In a session held last Wednesday, the 4th, the National Congress overturned the presidential veto to art. 33 of Law 14.020/2020, related to the extension of the Social Security Contribution on Gross Revenue (“CPRB”) to 2021 from 17[1] sectors of the economy that, together, generate approximately 6 million jobs.
The so-called payroll tax relief regime was an alternative found by the Public Authorities in recent years to encourage the maintenance and creation of new jobs, as, in practice, it reduces the tax burden paid by the employer and makes the hiring process less expensive, especially in labor-intensive sectors.

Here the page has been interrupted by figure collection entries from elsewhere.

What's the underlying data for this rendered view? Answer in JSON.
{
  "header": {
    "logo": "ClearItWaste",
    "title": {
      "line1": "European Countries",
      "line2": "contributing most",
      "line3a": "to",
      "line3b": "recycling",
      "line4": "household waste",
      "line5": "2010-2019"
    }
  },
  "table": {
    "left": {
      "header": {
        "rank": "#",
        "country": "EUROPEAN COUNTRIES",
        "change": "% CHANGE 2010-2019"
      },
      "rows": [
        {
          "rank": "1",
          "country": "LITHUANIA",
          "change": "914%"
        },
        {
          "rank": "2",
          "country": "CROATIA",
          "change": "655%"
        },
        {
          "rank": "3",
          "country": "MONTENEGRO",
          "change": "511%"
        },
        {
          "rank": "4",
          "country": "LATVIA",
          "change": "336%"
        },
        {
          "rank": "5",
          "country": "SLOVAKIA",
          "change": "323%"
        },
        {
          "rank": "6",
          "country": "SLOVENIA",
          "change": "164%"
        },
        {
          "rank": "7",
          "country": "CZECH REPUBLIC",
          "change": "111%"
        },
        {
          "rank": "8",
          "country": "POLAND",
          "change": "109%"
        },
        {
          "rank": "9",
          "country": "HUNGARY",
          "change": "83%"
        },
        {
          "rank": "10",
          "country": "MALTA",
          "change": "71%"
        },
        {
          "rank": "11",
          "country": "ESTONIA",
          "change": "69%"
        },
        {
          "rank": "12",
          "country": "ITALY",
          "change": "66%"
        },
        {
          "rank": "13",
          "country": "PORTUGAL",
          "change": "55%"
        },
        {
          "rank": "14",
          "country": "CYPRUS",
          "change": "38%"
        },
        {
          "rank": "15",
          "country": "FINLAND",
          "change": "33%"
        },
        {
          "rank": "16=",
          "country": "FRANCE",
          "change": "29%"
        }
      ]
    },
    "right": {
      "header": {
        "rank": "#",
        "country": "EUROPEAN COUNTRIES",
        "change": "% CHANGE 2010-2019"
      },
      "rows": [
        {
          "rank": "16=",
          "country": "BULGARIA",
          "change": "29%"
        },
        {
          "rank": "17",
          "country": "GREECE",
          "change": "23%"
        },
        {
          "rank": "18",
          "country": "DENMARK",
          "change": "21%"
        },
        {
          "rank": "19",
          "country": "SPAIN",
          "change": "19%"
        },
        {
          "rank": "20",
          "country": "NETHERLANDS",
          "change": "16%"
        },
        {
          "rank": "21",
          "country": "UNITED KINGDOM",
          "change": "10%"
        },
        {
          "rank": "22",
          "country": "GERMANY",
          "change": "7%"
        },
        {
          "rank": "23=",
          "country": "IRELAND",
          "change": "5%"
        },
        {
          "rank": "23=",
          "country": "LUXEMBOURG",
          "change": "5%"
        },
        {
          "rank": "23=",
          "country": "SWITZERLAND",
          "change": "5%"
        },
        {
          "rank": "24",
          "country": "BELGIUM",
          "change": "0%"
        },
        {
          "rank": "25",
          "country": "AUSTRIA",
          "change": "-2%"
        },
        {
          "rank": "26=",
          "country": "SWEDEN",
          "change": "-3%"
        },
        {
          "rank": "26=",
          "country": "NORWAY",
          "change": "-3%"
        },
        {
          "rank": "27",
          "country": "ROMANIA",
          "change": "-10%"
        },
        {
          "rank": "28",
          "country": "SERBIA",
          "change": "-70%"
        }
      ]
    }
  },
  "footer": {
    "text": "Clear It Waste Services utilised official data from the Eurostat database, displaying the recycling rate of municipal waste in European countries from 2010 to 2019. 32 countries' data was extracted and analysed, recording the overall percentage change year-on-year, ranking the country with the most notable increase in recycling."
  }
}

This system allows companies to choose to collect the employer's social security contribution on a percentage that varies between 1% and 5.5% on gross revenue, instead of collecting the percentage of 20% on the payroll.
According to information presented by the Ministry of Economy, it is estimated that the impact of this extension on public coffers could reach R$4.9 billion, given the lack of a specific source to compensate for this loss in revenue.
Our tax team remains available to clarify any questions regarding this matter.
[1] Footwear; Call Center; Communication; Clothing/Clothing; Civil Construction; Construction companies and infrastructure works; Leather; Vehicle and body manufacturing; Machinery and equipment; Animal protein; Textile; Information technology (“IT”); Communication technology (“ICT”); Integrated circuit design; Metro-rail passenger transport; Public road transport; and Road freight transport.